Too often we think, myself included, ‘I don’t have time for this’, surrounding anything that is nourishing, rewarding, spiritual and allows us to be our higher grade selves. If you have had a deeply personal morning ritual, meditation practice, or anything that allows you to experience the day orientated from your soul, you will know the impact this has on you and everyone around you for the better. The irony of taking time for oneself is the outcome is heightened productivity, focus and joy. Simply from taking time to just be instead of always, relentlessly doing.

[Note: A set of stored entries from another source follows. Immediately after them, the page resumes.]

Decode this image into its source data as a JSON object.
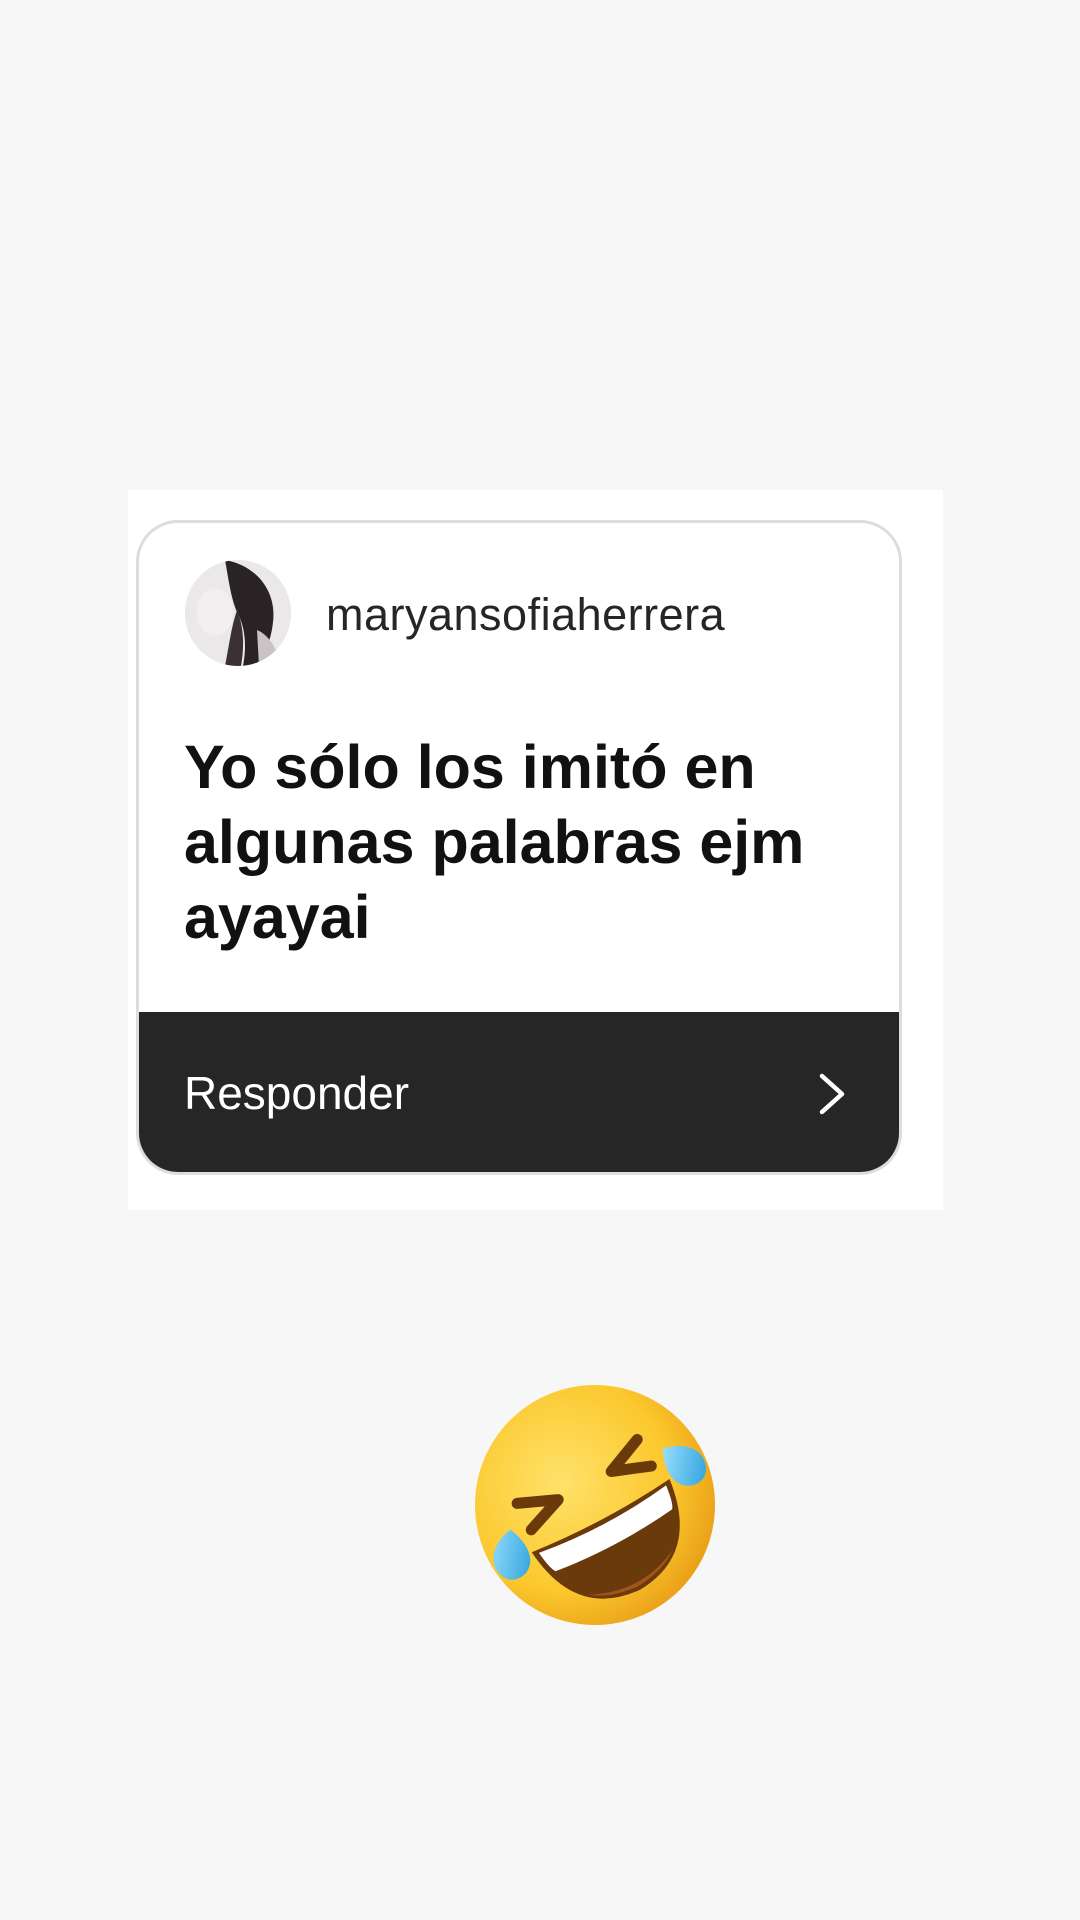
{
  "question_sticker": {
    "username": "maryansofiaherrera",
    "question_lines": [
      "Yo sólo los imitó en",
      "algunas palabras ejm",
      "ayayai"
    ],
    "reply_label": "Responder",
    "chevron_icon": "chevron-right-icon"
  },
  "sticker_emoji": {
    "icon": "rolling-on-the-floor-laughing-emoji"
  },
  "colors": {
    "background": "#f7f7f7",
    "card": "#ffffff",
    "reply_bar": "#262626",
    "text_dark": "#111111"
  }
}
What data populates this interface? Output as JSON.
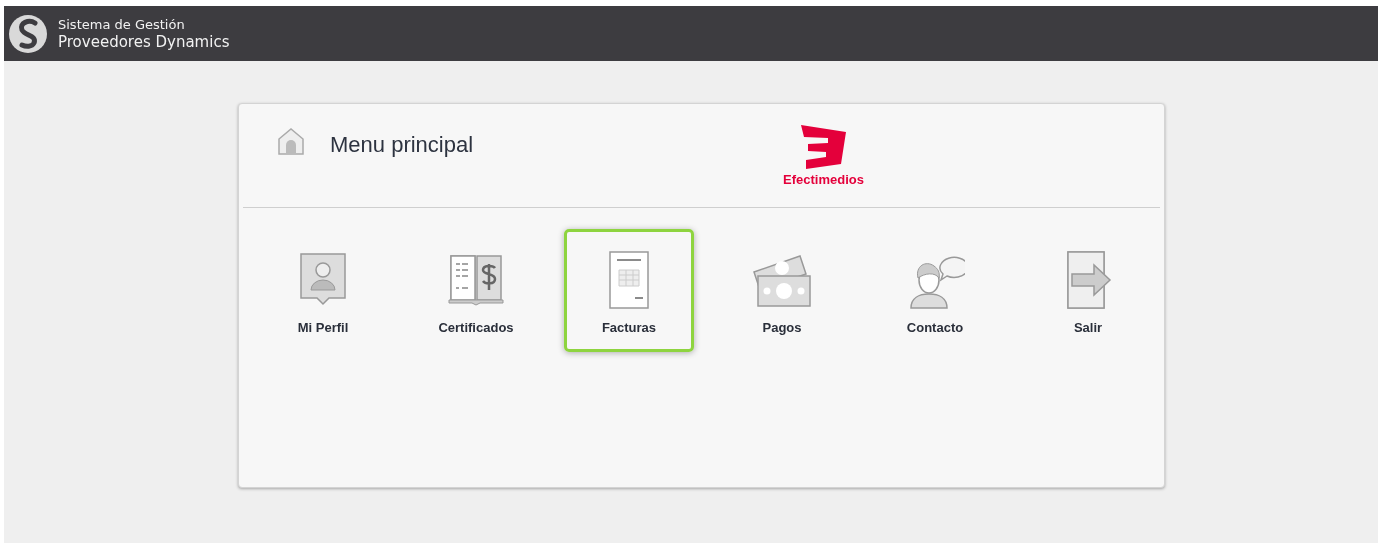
{
  "header": {
    "line1": "Sistema de Gestión",
    "line2": "Proveedores Dynamics"
  },
  "card": {
    "title": "Menu principal",
    "brand": "Efectimedios"
  },
  "menu_items": [
    {
      "label": "Mi Perfil",
      "kind": "profile",
      "selected": false
    },
    {
      "label": "Certificados",
      "kind": "certificates",
      "selected": false
    },
    {
      "label": "Facturas",
      "kind": "invoices",
      "selected": true
    },
    {
      "label": "Pagos",
      "kind": "payments",
      "selected": false
    },
    {
      "label": "Contacto",
      "kind": "contact",
      "selected": false
    },
    {
      "label": "Salir",
      "kind": "exit",
      "selected": false
    }
  ]
}
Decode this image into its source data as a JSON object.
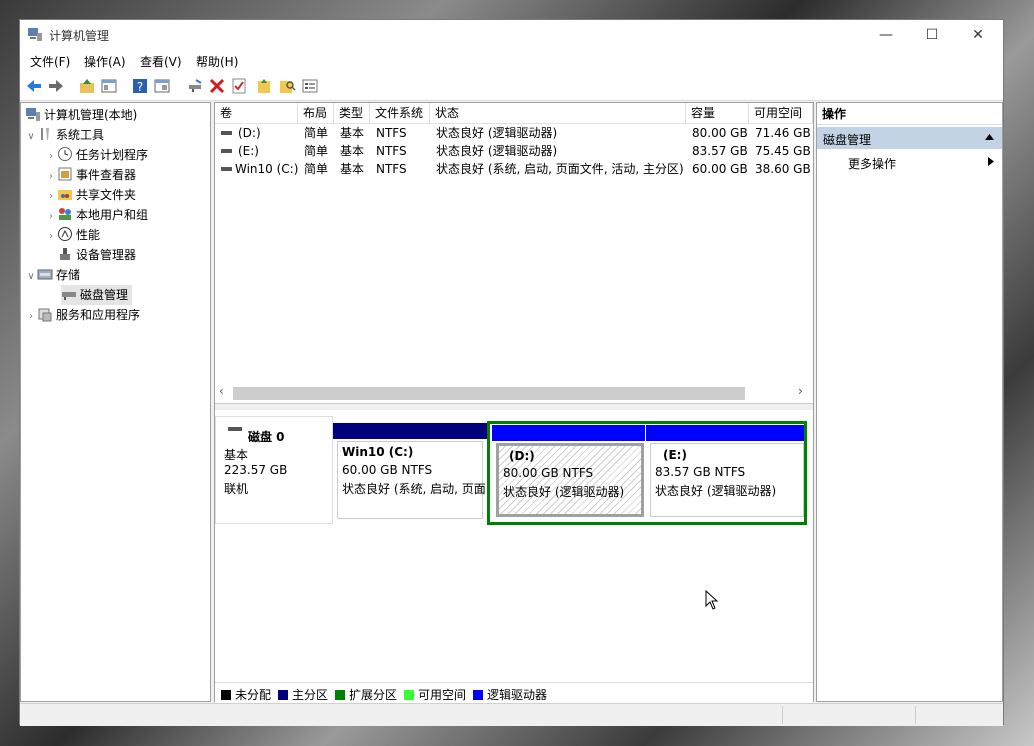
{
  "window": {
    "title": "计算机管理"
  },
  "window_controls": {
    "minimize": "—",
    "maximize": "☐",
    "close": "✕"
  },
  "menu": [
    "文件(F)",
    "操作(A)",
    "查看(V)",
    "帮助(H)"
  ],
  "tree": {
    "root": "计算机管理(本地)",
    "system_tools": "系统工具",
    "task_scheduler": "任务计划程序",
    "event_viewer": "事件查看器",
    "shared_folders": "共享文件夹",
    "local_users": "本地用户和组",
    "performance": "性能",
    "device_manager": "设备管理器",
    "storage": "存储",
    "disk_management": "磁盘管理",
    "services_apps": "服务和应用程序"
  },
  "volumes": {
    "columns": [
      "卷",
      "布局",
      "类型",
      "文件系统",
      "状态",
      "容量",
      "可用空间"
    ],
    "rows": [
      {
        "name": "(D:)",
        "layout": "简单",
        "type": "基本",
        "fs": "NTFS",
        "status": "状态良好 (逻辑驱动器)",
        "capacity": "80.00 GB",
        "free": "71.46 GB"
      },
      {
        "name": "(E:)",
        "layout": "简单",
        "type": "基本",
        "fs": "NTFS",
        "status": "状态良好 (逻辑驱动器)",
        "capacity": "83.57 GB",
        "free": "75.45 GB"
      },
      {
        "name": "Win10 (C:)",
        "layout": "简单",
        "type": "基本",
        "fs": "NTFS",
        "status": "状态良好 (系统, 启动, 页面文件, 活动, 主分区)",
        "capacity": "60.00 GB",
        "free": "38.60 GB"
      }
    ]
  },
  "disk0": {
    "name": "磁盘 0",
    "type": "基本",
    "size": "223.57 GB",
    "state": "联机",
    "partitions": [
      {
        "name": "Win10  (C:)",
        "size": "60.00 GB NTFS",
        "status": "状态良好 (系统, 启动, 页面"
      },
      {
        "name": "(D:)",
        "size": "80.00 GB NTFS",
        "status": "状态良好 (逻辑驱动器)"
      },
      {
        "name": "(E:)",
        "size": "83.57 GB NTFS",
        "status": "状态良好 (逻辑驱动器)"
      }
    ]
  },
  "legend": [
    "未分配",
    "主分区",
    "扩展分区",
    "可用空间",
    "逻辑驱动器"
  ],
  "colors": {
    "unallocated": "#000000",
    "primary": "#00007f",
    "extended": "#008000",
    "free": "#33ff33",
    "logical": "#0000ff",
    "actions_header": "#c3d3e6"
  },
  "actions": {
    "title": "操作",
    "section": "磁盘管理",
    "more": "更多操作"
  },
  "icons": [
    "back-arrow-icon",
    "forward-arrow-icon",
    "folder-up-icon",
    "show-hide-tree-icon",
    "help-icon",
    "properties-icon",
    "connect-drive-icon",
    "delete-icon",
    "check-icon",
    "yellow-folder-icon",
    "search-folder-icon",
    "list-icon"
  ]
}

So why don’t we keep it up? Why don’t we continue to do the things that make us feel amazing, or even start them in the first place? I think it’s a combination of things, but the thing underlying underneath it all is our ego. Our ego doesn’t want us evolving and orienting towards the world from our soul, it wants us frantic, pushed, harried and worried. Additionally, the ego reinforces that we are really important people, very needed, very required, and that to sit for 20 minutes eyes closed to meditate or undertake a ritual or any kind of spiritual practice is ‘selfish’.
The ego is insanely powerful and usually gets its own way. And it takes some discipline to pat it on the head and let it continue throwing a fit and do your practices anyway. If we don’t the ego gets to hardwire in, ‘everybody needs me/the world will stop rotating if I do X etc’ and that is something we definitely don’t want.
Take the time to sit twice a day to meditate, and see how much more time you end up having, and how much less dramatic the ego gets with its volume turned down.